Fab.com also ported over the various check-ins from Facebook Places (Facebook’s answer to FourSquare.com), allowing other members to see where other gay men were going in various cities around the world. All of this was completely opt-in only, meaning this information was only shared by those who wished to share it. What this technology did, however, was allow our Facebook activities in the LGBT world to be amplified and to find new audiences outside of the walled garden of Facebook where this information was being shared only with our friends.

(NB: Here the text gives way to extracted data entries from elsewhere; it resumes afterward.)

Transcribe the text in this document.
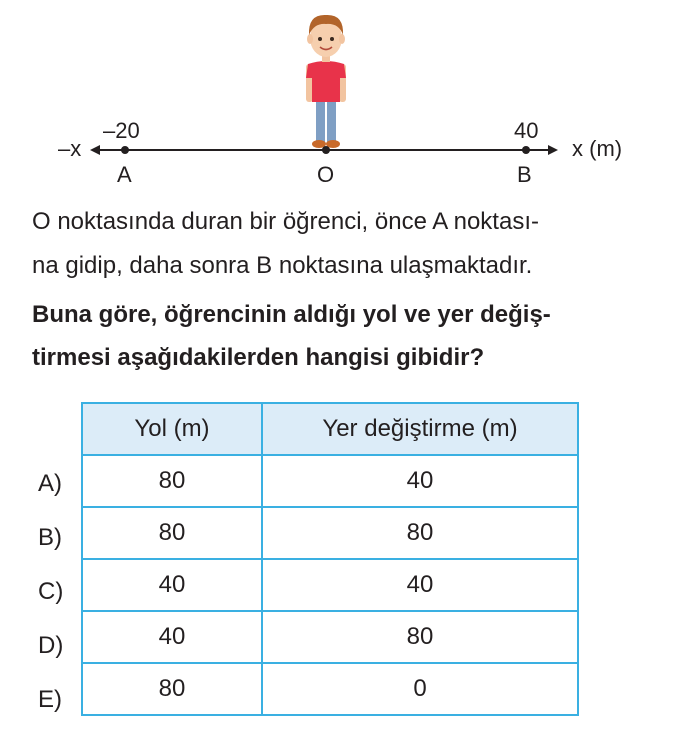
–x	x (m)
–20	40
A	O	B
O noktasında duran bir öğrenci, önce A noktası-
na gidip, daha sonra B noktasına ulaşmaktadır.
Buna göre, öğrencinin aldığı yol ve yer değiş-
tirmesi aşağıdakilerden hangisi gibidir?
A)
B)
C)
D)
E)
Yol (m)	Yer değiştirme (m)
80	40
80	80
40	40
40	80
80	0
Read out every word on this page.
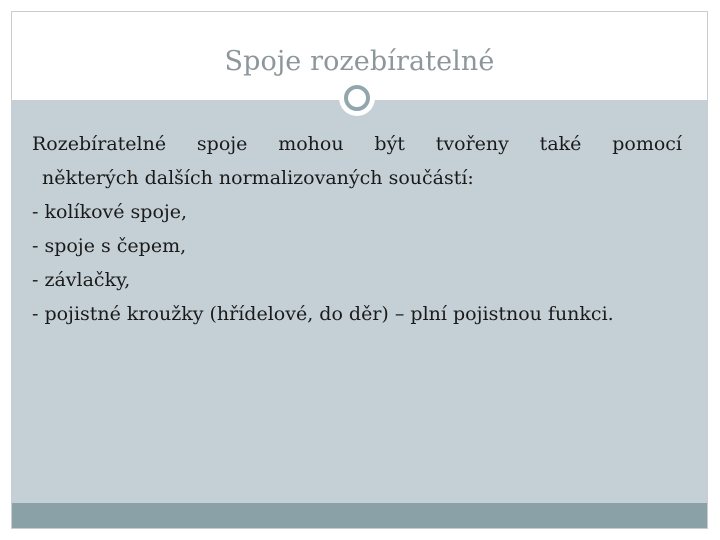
Spoje rozebíratelné

Rozebíratelné spoje mohou být tvořeny také pomocí
některých dalších normalizovaných součástí:

- kolíkové spoje,

- spoje s čepem,

- závlačky,

- pojistné kroužky (hřídelové, do děr) – plní pojistnou funkci.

Simultaneously, GayCities.com began offering very similar features, and with their strength already established in the world of gay travel, integrated the vast world of FourSquare.com check-ins as well. Thus, LGBT people from around the world were able to share in real-time what was hot and what was not, whether that was an upcoming event or a neighborhood bar.
One might ask what the significance of all of this really is. I believe the answer lies in that ocean of social activity that is coming from Facebook, Twitter, LinkedIn, YouTube and Flickr. People don’t have the time nor the patience to join a variety of social networks where they would have to duplicate their photo and video uploads every time. Sites that tap into a person’s social media activity and share it with those select communities a person wishes to join are becoming that 3rd wave of online community-based websites, serving the infinite number of niche-oriented communities we all gravitate to on a personal level.
The travel community has always been ahead of the curve in the gay & lesbian marketplace, and this 3rd wave is already playing itself out in this community, with Fab.com and GayCities.com in the consumer travel world and sites such as IGLTA.org in the business-to-business travel world. When a destination, as an IGLTA member, creates a new YouTube video to highlight their region, or posts a new blog entry about some upcoming event, or uploads new photos on their Facebook or Flickr photo page, these activities are immediately shared with other IGLTA members, as well as gay travelers, allowing a destination, a tour operator, a hotel and more the opportunity to amplify their marketing voice and reach a much wider audience with no extra effort on their part. New sites are coming online more and more frequently, with recent website launches serving LGBT travel communities in Las Vegas, Philadelphia and other cities around the world, integrating social media with their travel community websites along the way.
In years past, a travel magazine hired writers to travel the world and write incredible articles along the way. In recent times, Yelp, TripAdvisor and FourSquare showed us the power of user-generated tips and reviews and how strong their influence was when it came to people making their travel decisions. In the LGBT space, GayCities.com took the lead in serving this specific need. In today’s world, what Facebook has shown us is that everyone who travels and posts their activities online is a travel writer, so to speak… an individual travel journalist with a unique story to tell, perhaps with an audience of just a small handful of friends, or perhaps with an audience in the thousands, following their exploits and adventures on a daily basis. These people exist today, and their expanded reach in this new network of socially-connected, community-based websites… this 3rd wave of online community, has just begun.